Explaining her decision, the former leukaemia sufferer, from Marden near Hereford, said she had suffered “too much trauma associated with hospitals”.

“I just decided that there were too many risks and even if I took it, there might be a bad outcome afterwards. There’s a chance I might be OK and there’s a chance I might not be as well as I could be but I’m willing to take a chance,” she said.

Her mother Kirsty, 42, a former intensive care hospital nurse, said there was a “chain of unfortunate events” which nearly resulted in her daughter being dragged from the family home.

She said a locum doctor, who had not dealt with Hannah before, telephoned late on a Friday night and said if they did not bring her into hospital straightaway, police and an ambulance would come to get her. But the family still refused. “It was terribly frightening,” she said.

But she said a “fabulous” child protection officer came to the house to help.

“She could see what Hannah wanted and she went to the barristers’ chambers on the Monday morning and put Hannah’s side across, and that ended the proceedings.”

Hannah said: “I was shocked, really, to hear that they could do such a thing but they didn’t do it. I was really shocked.”

The teenager has a hole in her heart - meaning it can pump only a fraction of its normal capacity. The damage was caused by treatment for leukaemia diagnosed when she was four. She was previously warned that she had only six months to live and that the only potential long-term solution was a heart transplant.

Her mother said she and her husband Andrew, 43, supported Hannah’s choice and it was “not a decision to be taken lightly. She’s absolutely fabulous.
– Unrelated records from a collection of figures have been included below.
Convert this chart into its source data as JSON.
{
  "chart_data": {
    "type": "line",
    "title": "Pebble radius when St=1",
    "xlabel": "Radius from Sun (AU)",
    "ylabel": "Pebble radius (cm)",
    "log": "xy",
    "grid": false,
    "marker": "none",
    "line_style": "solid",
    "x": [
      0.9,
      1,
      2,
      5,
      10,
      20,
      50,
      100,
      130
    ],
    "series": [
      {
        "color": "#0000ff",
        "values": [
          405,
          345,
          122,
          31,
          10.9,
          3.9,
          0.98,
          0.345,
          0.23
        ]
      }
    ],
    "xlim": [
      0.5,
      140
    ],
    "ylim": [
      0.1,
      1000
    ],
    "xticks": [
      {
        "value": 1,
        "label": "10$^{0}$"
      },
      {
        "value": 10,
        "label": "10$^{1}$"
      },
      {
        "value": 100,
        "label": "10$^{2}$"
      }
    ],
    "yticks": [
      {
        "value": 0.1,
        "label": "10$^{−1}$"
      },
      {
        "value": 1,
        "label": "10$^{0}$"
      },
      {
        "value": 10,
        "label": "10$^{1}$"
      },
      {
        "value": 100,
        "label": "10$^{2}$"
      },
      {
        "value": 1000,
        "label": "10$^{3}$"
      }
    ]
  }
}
She’s so grown-up and so good.”

Mrs Jones said she hoped coverage of Hannah’s story would help them to have a travel insurance company cover a family trip to Disney World in Florida next month, along with siblings Oliver, 11, Lucy, 10, and four year-old Phoebe.

“It’s really Hannah’s most-wanted wish that she should go,” she said, “just to get away and have a nice holiday and forget about everything at home.”

In a letter to the Jones family, Herefordshire Primary Care Trust chief executive Chris Bull said the trust had concluded that it was “not appropriate” to seek a court order requiring Hannah to be admitted to hospital.

He added that Hannah appeared to “understand the serious nature of her condition” and that she “demonstrated awareness that she could die”.

In a statement, the trust said: “No one can be forced to have a heart transplant. We understand that the child and the family’s views in relation to care and treatment might change over time as the child’s condition changes. Any individual has the right to change their mind at any time.”